The new priests
Recently I met with a group of senior psychiatric trainees to talk about "Spirituality and Mental Health" which is always a controversial topic - should we ask about faith, should we share our faith, should we care about faith? The pioneer psychoanalyst Carl Gustav Jung once said that "Psychiatrists are the New Priests", meaning that we used to go and confess to a priests, but today we go and do the same with a 'shrink'. But do the new priests want this role?

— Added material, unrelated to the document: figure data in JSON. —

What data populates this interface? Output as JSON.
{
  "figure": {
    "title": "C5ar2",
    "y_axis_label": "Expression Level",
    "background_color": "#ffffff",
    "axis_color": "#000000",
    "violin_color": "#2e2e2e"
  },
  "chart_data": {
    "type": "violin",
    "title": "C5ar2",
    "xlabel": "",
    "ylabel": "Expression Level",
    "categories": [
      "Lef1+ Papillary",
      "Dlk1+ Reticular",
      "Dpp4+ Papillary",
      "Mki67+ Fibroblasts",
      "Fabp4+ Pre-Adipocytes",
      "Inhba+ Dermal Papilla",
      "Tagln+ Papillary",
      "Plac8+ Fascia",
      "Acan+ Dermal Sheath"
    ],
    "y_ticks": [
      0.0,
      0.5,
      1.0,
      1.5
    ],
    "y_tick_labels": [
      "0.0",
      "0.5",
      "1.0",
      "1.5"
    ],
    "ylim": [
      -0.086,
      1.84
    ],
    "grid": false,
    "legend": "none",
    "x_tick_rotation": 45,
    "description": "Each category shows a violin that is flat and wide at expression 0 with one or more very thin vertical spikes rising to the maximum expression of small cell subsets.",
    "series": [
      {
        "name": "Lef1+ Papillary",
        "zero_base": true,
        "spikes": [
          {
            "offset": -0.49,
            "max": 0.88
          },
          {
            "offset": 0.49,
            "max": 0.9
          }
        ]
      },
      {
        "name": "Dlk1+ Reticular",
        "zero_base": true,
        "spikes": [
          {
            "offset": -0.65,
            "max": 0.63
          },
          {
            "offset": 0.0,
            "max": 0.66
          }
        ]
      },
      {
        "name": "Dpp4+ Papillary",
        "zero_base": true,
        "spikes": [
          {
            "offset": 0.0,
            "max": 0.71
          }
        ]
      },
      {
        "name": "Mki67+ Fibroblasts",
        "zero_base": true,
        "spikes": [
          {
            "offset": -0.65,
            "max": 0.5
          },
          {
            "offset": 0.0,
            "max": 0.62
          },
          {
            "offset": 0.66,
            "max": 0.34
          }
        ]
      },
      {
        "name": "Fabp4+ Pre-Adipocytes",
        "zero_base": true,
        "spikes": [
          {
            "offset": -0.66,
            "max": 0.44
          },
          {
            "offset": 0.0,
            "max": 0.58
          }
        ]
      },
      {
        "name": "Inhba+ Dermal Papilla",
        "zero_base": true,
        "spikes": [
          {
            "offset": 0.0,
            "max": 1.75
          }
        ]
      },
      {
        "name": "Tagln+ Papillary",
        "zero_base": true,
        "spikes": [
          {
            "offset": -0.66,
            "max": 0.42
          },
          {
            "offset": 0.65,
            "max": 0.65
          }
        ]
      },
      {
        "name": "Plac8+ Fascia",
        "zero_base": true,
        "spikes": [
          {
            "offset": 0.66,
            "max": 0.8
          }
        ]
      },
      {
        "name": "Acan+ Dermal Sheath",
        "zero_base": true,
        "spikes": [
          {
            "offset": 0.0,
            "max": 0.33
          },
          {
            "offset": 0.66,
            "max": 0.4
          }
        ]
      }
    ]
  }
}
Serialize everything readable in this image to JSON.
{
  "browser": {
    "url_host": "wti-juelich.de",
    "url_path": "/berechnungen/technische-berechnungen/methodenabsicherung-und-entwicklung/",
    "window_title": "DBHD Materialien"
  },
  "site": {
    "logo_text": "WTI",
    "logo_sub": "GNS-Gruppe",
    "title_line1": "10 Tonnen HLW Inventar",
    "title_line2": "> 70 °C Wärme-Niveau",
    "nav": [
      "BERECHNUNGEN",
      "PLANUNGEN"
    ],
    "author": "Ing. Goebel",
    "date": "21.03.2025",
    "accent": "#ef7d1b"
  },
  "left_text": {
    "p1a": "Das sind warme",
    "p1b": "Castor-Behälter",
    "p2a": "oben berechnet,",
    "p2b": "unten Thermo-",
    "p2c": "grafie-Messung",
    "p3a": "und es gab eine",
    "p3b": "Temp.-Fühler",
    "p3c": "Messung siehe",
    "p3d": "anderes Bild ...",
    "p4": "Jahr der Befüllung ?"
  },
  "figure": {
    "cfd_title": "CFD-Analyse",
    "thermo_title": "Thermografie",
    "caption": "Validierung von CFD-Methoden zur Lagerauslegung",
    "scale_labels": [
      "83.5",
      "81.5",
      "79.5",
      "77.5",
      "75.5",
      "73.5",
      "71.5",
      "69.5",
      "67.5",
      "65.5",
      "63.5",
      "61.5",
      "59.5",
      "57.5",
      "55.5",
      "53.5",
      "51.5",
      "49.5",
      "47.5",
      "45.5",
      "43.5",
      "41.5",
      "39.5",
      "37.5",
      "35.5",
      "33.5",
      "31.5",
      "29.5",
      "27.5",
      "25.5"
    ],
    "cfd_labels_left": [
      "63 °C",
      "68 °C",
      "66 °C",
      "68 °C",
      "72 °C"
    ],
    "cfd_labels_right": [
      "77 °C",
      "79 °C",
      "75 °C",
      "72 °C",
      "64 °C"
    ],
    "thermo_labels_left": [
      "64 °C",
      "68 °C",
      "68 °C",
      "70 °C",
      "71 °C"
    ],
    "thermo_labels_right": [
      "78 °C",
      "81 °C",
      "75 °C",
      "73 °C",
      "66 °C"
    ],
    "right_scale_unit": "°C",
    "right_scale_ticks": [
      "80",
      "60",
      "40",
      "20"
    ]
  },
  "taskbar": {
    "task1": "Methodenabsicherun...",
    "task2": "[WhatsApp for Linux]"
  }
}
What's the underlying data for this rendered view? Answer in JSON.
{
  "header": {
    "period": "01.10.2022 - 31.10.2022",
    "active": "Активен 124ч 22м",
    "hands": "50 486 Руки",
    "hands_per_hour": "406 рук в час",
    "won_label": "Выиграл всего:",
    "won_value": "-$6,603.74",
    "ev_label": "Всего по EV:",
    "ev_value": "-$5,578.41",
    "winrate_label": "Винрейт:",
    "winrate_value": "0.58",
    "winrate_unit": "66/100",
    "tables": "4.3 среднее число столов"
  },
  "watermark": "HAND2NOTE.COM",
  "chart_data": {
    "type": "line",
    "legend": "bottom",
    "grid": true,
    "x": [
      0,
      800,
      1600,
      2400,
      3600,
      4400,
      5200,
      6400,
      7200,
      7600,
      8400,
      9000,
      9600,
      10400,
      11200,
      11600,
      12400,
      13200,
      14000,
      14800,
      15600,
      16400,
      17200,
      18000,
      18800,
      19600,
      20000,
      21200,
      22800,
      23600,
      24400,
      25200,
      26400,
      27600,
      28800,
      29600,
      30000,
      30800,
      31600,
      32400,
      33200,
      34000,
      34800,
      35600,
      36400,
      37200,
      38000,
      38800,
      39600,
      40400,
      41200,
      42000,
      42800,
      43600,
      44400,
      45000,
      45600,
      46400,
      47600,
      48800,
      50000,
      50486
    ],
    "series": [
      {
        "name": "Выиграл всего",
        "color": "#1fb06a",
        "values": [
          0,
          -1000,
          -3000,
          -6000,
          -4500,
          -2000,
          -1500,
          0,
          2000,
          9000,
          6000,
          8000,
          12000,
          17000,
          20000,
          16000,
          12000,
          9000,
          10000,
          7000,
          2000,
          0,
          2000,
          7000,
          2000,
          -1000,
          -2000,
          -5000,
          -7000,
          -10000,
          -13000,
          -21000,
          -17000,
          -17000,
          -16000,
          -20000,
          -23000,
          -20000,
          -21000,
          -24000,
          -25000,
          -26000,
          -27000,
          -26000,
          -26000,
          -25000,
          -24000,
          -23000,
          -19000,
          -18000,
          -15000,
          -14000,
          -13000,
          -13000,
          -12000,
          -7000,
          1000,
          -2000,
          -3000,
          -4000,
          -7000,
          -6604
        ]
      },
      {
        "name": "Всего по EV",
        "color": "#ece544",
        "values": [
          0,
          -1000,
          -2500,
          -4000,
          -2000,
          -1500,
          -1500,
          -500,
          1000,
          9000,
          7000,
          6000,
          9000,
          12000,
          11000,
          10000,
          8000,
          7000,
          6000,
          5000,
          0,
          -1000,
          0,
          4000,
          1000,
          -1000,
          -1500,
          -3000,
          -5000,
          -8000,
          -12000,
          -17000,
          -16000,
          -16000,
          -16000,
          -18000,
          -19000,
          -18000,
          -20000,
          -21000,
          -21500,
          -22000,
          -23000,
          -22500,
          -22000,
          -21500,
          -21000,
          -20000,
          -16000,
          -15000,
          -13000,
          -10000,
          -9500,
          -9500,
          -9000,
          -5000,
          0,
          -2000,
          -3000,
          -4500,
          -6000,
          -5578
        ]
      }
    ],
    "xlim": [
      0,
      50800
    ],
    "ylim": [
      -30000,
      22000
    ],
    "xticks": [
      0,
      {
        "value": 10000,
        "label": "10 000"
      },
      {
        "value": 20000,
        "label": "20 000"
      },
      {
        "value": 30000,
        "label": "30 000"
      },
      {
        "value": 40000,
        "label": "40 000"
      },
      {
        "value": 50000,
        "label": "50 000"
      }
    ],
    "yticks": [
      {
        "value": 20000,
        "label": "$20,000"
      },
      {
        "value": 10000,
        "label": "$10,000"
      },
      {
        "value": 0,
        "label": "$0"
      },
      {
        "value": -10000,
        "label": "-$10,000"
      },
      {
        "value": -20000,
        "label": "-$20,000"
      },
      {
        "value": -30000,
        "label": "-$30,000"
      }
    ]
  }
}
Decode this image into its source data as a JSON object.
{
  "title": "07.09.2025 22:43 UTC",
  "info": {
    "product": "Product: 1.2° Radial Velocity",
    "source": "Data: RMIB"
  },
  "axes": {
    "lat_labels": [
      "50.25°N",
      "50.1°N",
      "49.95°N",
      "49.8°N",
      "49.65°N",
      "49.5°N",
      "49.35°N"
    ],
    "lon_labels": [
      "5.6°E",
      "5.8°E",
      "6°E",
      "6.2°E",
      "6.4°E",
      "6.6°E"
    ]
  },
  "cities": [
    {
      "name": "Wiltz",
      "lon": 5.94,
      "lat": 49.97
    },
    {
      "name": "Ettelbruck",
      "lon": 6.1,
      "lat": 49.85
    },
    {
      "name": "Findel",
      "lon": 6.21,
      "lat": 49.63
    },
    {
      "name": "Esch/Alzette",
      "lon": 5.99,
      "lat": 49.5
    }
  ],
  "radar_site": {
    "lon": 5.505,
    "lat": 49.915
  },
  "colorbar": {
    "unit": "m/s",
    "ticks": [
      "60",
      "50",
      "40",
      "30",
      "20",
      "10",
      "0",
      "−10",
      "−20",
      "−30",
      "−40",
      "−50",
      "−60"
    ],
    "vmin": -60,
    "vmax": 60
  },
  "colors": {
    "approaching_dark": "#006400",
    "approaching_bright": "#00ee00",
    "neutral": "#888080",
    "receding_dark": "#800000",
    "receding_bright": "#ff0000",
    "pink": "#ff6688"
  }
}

When people go and see a priest, they are in part looking for some one to talk to, someone to tell them that this has happened to other people too. But they are also looking for absolution of some kind - for forgiveness, for an encounter, for a spiritual intervention. When psychiatrists try to help people, they do so based on the sciences of medicine and psychology and, though the 'human' element may be stronger in psychiatry than other medical disciplines, absolution is not an area that psychiatrists are trained in - nor one they may want to adopt.
Some argue that if you are a Christian, you need to see a Christian Psychiatrist. There has even been a book written on it. Whilst I agree with a lot in the book, there are also some problems with what it says. There are not enough 'Christian Psychiatrists', sometimes you need a psychiatrist and not a priest, and (for many aspects of your care) a psychiatrist who does not share your faith will do just fine. What is needed, however, is a psychiatrist who respects your faith. Moreover, they need to proactively ask about it just as much as they need to ask about your upbringing, your social situation and your aspirations as it is just as core to your mental health.
Psychiatrists, research shows, are less likely to be people of faith than the general population. Many also feel unsure about asking questions about faith, and the emphasis on science in medicine certainly doesn't help. They can be unsure how to deal with come-back questions about their own faith, or whether they will be able to answer detailed queries about how faith and mental health interact. However, most people just want to be listened to and have their core beliefs noted and respected. My own practice is to ask all people, "Do you have a faith that helps you at a time like this?" [more on this here] and see what comes next. Luckily, there is an increasing need to this topic to be taken seriously. Public pressure about person-centred care means people expect to be asked, and legislation such as the planned Single Equalities Act will make asking a requirement.
The new priests have a choice. One option is to see the trends and the Equality agenda as irrelevant to psychiatry and just get on with what can perceived as the 'core' of their work. The other is to find a halfway house with Jung - to be part priest and part shrink, to work together with faith communities and practice [w]holistically. To be quite honest, I don't want the job of priest; but I'm all up for multiple, varied and complementary approaches to increased mental wellbeing.